Abstract Myasthenia gravis (MG) is an autoimmune disorder generally mediated by antibodies against the acetylcholine receptors (AChR) of the skeletal muscles. CD4 T cells help B cells to produce antibodies through their production of cytokines or chemokines. In this study, we evaluated the frequency of regulatory (Treg) and IL-17 producing CD4 T-cell subsets (Th17) in peripheral blood mononuclear cells (PBMCs) of patients with MG. The transcription factor, forkhead transcription factor (Foxp3), is essential for T-cell regulatory function, and the orphan nuclear receptor, RORγT, is important in Th17 cell differentiation. In MG patients, Foxp3 mRNA expression in PBMCs was lower than those in healthy subjects ( p = 0.007), while there was no significant difference of RORγT mRNA expression between MG patients and healthy subjects. Glucocorticoid-induced tumour-necrosis-factor receptor-related protein (GITR) is expressed predominantly on CD4+ CD25+ Treg cells.
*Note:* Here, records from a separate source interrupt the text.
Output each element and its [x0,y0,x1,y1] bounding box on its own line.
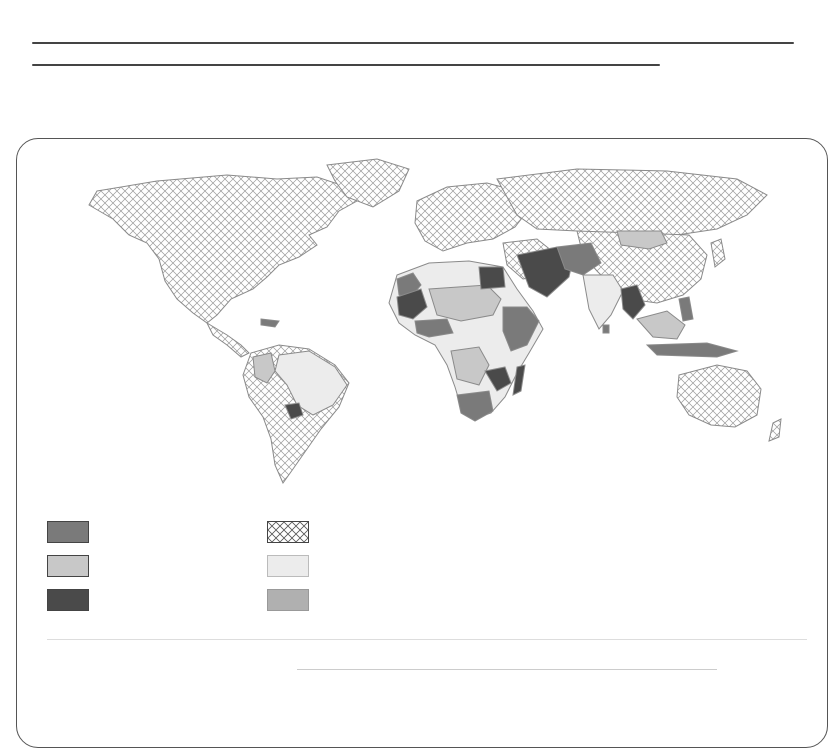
figure-panel [16,138,828,748]
india [582,274,624,330]
madagascar [512,364,526,396]
heading-text [16,20,816,80]
greenland [326,158,410,208]
east-asia [576,230,708,304]
legend-swatch-light [47,555,89,577]
philippines [678,296,694,322]
legend-swatch-hatched [267,521,309,543]
legend-swatch-midlight [267,589,309,611]
gulf-of-guinea [414,318,454,338]
north-america [88,174,358,324]
world-map [88,158,782,485]
southeast-asia [636,310,686,340]
caribbean [260,318,280,328]
legend-swatch-verylight [267,555,309,577]
west-africa-dark [396,288,428,320]
caption-line [297,669,717,670]
mongolia [616,230,668,250]
caption-line [47,639,807,640]
europe [414,182,530,252]
horn-of-africa [502,306,540,352]
heading-line-1 [32,42,794,44]
paraguay [284,402,304,420]
sri-lanka [602,324,610,334]
andean-country [252,352,276,384]
legend-swatch-dark [47,589,89,611]
egypt [478,266,506,290]
map-legend [47,521,467,621]
new-zealand [768,418,782,442]
australia [676,364,762,428]
sahel-light [428,284,502,322]
south-asia-dark [620,284,646,320]
japan [710,238,726,268]
east-africa-dark [484,366,512,392]
indonesia [645,342,739,358]
legend-swatch-medium [47,521,89,543]
brazil [274,350,348,416]
central-america [205,321,250,358]
southern-africa [456,390,494,422]
north-asia [496,168,768,236]
central-africa [450,346,490,386]
heading-line-2 [32,64,660,66]
iran-afghan [556,242,602,276]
We found that the number of GITR+ CD4+ CD25+ T cells in peripheral lymphocytes in MG patients was lower than that in healthy subjects ( P < 0.01). In addition, there was a significant positive correlation between the change of the frequency of GITR+ CD4+ CD25+ T cells and the changing rate in quantitative myasthenia gravis scores (%) ( p = 0.03). Furthermore, there was a significant negative correlation between the change of the percentage of GITR+ CD4+ CD25+ T cells (% lymphocytes) and the changing rate of daily PSL doses (%) ( P = 0.002). The relative RORγT levels in PBMCs negatively correlated with the Th1/Th2 ratio in CD4+ cells in MG patients ( p = 0.014). In conclusion, our findings suggest that Th17 cells affect the production of autoantibodies through their influence on the Th1- and Th2-cytokine balance in PBMCs of MG patients. On the other hand, Treg cells are suggested to be involved in the clinical condition or severity of MG disease.